Closed jetschny closed 1 year ago

jetschny commented 1 year ago

Change proposal description

duplication of information

Codelist name

Architecture / Algorithm

Codelist value

Codelist value description

as an example :

Architecture = random forest Algorithm = random forest classifier

Issue faced

Change proposer

remove the architecture term from algorithm name list, makes the Architecture / Algorithm combination more consistent and flexible

References

comment in an early version of deliverable document... (^_*)

KathiSchleidt commented 1 year ago

Has this been clarified, or is this issue still open?

jetschny commented 1 year ago

I have been receiving a technical answer from Antonio : The name of the architecture in the name of the algorithm is present in some cases, such as random forest classifier or decision tree, but it is not the general rule. In my opinion, it is right to use the full name of the algorithm (and e.g. not to replace it with 'classifier', thus eliminating the name of the architecture) for two main reasons: • as a matter of clarity, because it is important that we use the name by which the algorithm is known • although it may sometimes seem correct to remove the architecture name in the algorithm and avoid duplication this may cause problems if generic 'classifier' value is used in the presence of architectures that implement very different algorithms to perform same task, e.g. a classification. In this case the "classifier" term could be miss-used. For example, an ensemble architecture may perform a classification through both Voting and Bagging (or others), thus offering a fairly obvious distinction that it is good to maintain. Therefore, we want to avoid a situation where a user in the presence of an ensemble architecture uses the generic term 'classifier' instead of the specific algorithm (e.g. Voting, Bagging and others).

and replied with:

I generally agree with you and after refreshing my memory on the items of the architecture drop down, I understand this better as well. Unfortunately and this weights heavy, it nicely proofs that we create a very technical form that only very technical people will understand. I consider myself – to some degree – a technical person and I struggled to know what to choose … If users don’t understand, they will likely fill out incorrect information or ignore it completely. As a starting point I would suggest removing the architecture field as this could be reconstructed by the choice of the algorithm anyway?!
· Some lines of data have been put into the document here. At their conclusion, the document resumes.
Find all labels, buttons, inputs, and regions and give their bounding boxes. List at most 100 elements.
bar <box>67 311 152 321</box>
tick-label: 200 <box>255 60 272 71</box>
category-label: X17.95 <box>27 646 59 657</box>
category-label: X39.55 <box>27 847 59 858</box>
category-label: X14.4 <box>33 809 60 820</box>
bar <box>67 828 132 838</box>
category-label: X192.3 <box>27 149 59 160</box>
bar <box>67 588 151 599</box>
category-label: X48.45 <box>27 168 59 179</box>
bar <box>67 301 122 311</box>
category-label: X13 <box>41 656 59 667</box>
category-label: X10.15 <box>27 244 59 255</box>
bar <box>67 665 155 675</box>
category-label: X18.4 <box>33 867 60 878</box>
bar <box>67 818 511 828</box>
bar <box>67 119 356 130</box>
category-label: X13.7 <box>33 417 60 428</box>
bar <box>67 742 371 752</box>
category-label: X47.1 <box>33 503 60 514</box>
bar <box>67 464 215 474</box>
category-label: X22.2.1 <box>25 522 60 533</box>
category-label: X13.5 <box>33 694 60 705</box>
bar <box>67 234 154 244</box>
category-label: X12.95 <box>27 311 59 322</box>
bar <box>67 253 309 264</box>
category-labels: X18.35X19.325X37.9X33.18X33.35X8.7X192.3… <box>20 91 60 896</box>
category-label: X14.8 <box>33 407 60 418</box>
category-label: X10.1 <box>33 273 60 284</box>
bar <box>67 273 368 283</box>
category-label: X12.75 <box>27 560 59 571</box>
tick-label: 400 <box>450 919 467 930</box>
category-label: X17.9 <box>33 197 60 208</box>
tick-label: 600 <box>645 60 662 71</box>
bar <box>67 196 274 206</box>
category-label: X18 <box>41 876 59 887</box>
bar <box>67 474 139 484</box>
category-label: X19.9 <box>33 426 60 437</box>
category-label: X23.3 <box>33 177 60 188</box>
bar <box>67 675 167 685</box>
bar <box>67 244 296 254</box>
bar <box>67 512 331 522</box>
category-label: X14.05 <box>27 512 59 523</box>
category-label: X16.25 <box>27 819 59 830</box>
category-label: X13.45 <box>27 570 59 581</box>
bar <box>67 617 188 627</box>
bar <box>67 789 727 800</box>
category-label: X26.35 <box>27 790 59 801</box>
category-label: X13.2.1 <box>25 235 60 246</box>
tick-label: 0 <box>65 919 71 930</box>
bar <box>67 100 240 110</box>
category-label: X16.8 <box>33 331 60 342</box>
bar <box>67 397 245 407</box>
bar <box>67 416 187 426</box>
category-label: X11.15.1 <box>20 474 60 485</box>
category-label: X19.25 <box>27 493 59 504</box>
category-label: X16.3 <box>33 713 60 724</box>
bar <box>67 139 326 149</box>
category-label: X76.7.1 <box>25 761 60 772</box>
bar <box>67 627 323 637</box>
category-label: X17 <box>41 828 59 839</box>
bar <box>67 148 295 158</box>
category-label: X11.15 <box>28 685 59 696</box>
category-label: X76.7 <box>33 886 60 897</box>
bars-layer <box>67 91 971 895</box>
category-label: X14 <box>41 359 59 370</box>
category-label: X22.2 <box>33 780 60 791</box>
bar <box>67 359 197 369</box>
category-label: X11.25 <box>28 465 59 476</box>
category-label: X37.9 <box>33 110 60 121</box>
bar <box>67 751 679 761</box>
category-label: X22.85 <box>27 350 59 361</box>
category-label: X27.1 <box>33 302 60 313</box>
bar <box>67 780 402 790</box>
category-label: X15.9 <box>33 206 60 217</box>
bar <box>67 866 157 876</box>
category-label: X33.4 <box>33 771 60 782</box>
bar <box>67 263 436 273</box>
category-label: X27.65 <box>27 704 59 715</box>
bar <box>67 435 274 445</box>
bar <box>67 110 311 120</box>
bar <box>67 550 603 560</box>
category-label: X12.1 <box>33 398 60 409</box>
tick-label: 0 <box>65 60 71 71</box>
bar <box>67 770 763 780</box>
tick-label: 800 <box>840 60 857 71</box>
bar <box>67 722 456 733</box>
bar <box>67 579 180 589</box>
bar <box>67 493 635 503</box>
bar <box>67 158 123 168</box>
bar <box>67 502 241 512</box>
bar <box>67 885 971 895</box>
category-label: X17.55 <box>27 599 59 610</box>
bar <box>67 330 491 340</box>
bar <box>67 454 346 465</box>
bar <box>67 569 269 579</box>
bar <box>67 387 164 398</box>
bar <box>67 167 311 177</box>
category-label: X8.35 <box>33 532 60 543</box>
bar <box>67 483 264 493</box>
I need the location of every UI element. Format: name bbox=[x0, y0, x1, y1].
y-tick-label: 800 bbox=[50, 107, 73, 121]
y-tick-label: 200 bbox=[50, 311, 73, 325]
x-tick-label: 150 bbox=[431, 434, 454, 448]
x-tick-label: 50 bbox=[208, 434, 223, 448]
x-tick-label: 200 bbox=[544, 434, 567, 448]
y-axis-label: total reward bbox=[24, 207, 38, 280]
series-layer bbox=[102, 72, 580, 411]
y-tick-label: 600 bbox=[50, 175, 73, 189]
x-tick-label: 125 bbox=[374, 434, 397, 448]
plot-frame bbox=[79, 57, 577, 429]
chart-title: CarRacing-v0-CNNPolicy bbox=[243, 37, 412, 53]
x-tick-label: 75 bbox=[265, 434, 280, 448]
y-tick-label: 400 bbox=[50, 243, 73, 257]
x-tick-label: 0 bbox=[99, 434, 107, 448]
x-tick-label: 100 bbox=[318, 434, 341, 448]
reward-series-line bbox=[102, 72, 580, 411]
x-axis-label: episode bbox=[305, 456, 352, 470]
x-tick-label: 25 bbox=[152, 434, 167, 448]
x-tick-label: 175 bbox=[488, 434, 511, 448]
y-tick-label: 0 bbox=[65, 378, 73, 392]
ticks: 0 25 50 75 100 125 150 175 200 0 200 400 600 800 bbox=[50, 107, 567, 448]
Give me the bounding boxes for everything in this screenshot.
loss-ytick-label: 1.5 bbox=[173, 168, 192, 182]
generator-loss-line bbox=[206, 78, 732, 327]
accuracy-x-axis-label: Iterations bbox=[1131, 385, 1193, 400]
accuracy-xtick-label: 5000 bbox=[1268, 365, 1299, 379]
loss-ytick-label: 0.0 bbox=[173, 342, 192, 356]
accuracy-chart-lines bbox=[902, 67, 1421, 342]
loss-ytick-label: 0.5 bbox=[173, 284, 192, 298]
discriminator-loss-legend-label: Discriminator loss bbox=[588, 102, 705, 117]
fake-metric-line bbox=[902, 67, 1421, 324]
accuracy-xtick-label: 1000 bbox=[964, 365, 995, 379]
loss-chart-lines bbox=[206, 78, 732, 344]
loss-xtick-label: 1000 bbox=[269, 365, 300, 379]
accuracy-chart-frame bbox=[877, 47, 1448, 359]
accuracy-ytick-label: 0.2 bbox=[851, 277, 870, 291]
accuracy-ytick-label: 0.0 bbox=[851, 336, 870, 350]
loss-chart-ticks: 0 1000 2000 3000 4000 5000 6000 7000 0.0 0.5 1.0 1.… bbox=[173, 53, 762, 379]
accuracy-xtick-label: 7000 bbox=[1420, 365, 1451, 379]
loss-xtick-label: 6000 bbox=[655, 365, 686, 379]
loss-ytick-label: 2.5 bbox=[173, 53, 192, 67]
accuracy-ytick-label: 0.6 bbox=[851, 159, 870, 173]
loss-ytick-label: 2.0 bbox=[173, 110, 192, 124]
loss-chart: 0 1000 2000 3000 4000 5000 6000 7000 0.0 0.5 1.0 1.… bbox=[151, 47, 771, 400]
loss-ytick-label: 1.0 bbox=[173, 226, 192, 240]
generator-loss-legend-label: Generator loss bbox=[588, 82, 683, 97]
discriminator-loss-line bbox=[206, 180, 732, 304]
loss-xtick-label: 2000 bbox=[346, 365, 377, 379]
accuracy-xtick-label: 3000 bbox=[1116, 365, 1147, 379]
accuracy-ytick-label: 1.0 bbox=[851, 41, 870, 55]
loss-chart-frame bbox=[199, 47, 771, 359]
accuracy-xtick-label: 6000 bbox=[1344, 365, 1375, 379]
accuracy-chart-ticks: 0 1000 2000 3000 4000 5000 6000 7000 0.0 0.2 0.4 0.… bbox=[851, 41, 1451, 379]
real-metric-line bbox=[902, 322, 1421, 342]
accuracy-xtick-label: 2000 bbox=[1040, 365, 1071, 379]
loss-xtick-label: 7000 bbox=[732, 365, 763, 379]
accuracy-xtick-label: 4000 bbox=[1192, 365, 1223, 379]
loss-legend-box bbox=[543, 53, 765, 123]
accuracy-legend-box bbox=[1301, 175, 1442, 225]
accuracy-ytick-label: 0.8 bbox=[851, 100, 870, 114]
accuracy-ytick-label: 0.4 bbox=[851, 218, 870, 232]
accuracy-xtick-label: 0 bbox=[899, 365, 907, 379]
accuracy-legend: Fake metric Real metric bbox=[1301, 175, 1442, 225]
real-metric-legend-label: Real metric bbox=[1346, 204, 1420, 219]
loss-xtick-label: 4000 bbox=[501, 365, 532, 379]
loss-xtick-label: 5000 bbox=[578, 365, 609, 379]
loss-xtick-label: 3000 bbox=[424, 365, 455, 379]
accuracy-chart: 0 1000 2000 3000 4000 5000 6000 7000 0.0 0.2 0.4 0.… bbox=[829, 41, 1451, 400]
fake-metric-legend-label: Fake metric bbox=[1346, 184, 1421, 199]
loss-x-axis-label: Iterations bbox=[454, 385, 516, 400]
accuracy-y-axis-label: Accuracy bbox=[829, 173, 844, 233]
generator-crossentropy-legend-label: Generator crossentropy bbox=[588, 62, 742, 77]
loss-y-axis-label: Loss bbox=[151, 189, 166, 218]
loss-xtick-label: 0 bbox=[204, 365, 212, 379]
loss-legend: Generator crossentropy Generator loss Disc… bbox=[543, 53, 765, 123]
so far, no further reply to this. I still believe that we either duplicate information or make the form too technical...

KathiSchleidt commented 1 year ago

Problem is, we have a very wide potential audience. For the ML experts, the differentiation Antonio mentions makes a lot of sense, so we shouldn't just drop it. For the non-ML-idiots like me, we may even want to add a simpler explanation of what the algorithm does.

The first example in D4.3 nicely illustrates the levels:

My only request might be spelling out Convolutional-Neural-Network for us idiots ;)

cozzolinoac11 commented 1 year ago

@KathiSchleidt I agree with you and we can use both the name and the acronym like for example 'CNN - Convolutional-Neural-Network' instead of just the acronym. What do you think?

KathiSchleidt commented 1 year ago

same a #2 - YES!!! :)